Health teams are working to contain a fast-growing outbreak of the Bundibugyo strain with limited tools

The Democratic Republic of Congo has spent years building world-class infrastructure to fight Ebola. He accumulated Ervebo vaccine stocks and therapeutic treatments, ready to quell outbreaks of the relatively common Zairian strain of the deadly virus.
But what happens when the enemy changes armor?
The rare Bundibugyo strain, for which there is no vaccine or specific treatment, is now forcing Congo’s public health officials to scramble to contain a fast-growing outbreak with limited tools. On May 17, the World Health Organization declared the outbreak constitutes a public health emergency of international concern. As of May 22, at least 82 cases – including seven deaths – have been confirmed, most in northern Congo, but also two people in Uganda who traveled from Congo and an American doctor who was flown to Germany for treatment.
“THE the scale of the epidemic… is much greater“, however, WHO Director-General Tedros Adhanom Ghebreyesus said during a press briefing on May 20. As of May 22, there were also nearly 750 suspected cases and 177 suspected deaths.
The Bundibugyo strain has just fueled two relatively small outbreaks before – one in 2007, when it was first discovered, and one in 2012. About 30% of people who contracted the virus died. By comparison, the Zaire strain is far deadlier: up to 90 percent of patients who do not receive treatment die. And it is responsible for the majority of epidemics in Africa, including the two largest. from 2014 and 2018. This is why epidemic preparation focused on the Zaire strain and not the Bundibugyo strain.

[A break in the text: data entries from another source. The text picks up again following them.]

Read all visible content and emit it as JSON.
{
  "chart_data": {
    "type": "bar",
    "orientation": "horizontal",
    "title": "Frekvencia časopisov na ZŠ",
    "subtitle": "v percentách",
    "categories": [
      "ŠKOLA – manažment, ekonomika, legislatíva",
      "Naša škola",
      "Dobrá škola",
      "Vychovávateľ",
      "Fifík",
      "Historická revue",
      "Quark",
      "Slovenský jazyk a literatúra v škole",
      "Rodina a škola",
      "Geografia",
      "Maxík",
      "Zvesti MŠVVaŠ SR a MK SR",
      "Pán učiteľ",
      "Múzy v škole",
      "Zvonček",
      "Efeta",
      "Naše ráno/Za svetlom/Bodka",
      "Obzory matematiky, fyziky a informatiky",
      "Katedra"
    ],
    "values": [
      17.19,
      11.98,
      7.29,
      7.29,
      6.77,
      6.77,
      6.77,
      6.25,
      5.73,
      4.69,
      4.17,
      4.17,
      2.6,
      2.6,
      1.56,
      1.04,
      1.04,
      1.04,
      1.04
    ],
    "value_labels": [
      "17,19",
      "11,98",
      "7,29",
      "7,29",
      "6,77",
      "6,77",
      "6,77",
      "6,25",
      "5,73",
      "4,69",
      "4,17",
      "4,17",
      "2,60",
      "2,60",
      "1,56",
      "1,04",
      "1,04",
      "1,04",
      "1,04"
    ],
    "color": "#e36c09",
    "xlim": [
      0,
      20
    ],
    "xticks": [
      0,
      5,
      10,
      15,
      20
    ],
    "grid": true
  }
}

Even with this preparation, sharp reductions in international aid and ongoing conflict in the region have hampered efforts to control the disease. “This hastened the collapse of [Congo’s] fragile health system, leaving millions of people defenseless against preventable diseases like Ebola,” says Fatuma Noor, communications manager for Oxfam International based in Kenya.
Such shortcomings can be the cause of delay of almost a month between the first known death in this outbreak on April 24 and confirmation of the outbreak on May 15, Reuters reported.
As a result of these gaps, frontline responders are catching up and must now rely on more traditional, low-tech public health interventions to combat the Bundibugyo outbreak. For example, three Ebola treatment centers were opened in the region to isolate patients and provide care as crucial as rehydration. Efforts are underway to identify people who may have been exposed and monitor them for 21 days, the incubation period of the virus. Public officials also recommend safe burial practices to avoid exposure to bodily fluids that transmit the virus.
Oxfam deploys teams on the ground to help set up local “community protection committees” made up of tribal leaders, women and youth, Noor says. Their job is to quickly identify people at risk and encourage them to get to health centers quickly. In addition, the humanitarian group distributes soap and hand-washing devices, while ensuring access to clean water and sanitation facilities to communities that do not have running water or private toilets, she said.
Other international aid is also stepping up. Among these efforts, U.S. officials say they have activated $23 million to help with disease surveillancelaboratory capacity and funding for up to 50 treatment clinics. And the WHO announced that it had provided more than 11 tons of medical suppliesincluding isolation tents and water disinfection kits.
With no vaccine available to counter the Bundibugyo strain, early supportive care significantly improves survival, says Luke Nyakarahuka, an epidemiologist at the Uganda Virus Research Institute in Entebbe.
It will be necessary at least six to nine months to make available a vaccine targeting the Bundibugyo strain, said WHO senior adviser Vasee Moorthy. An international coalition of public health leaders, including those from the WHO and the Africa Centers for Disease Control and Prevention, held an emergency meeting on May 22 to identify priorities for developing “medical countermeasures”» for the Bundibugyo strain.
“We need a single-dose vaccine if we want to intervene and try to clearly influence the course of the epidemic,” Moorthy said at the meeting. “What will really be most effective is a single-dose vaccine specific to Bundibugyo.”
Helen Rees, a vaccine researcher at the University of the Witwatersrand in Johannesburg, stressed: “Time will tell, but I hope we are on the right track. »
Editor Erin Garcia of Jesus contributed to this story.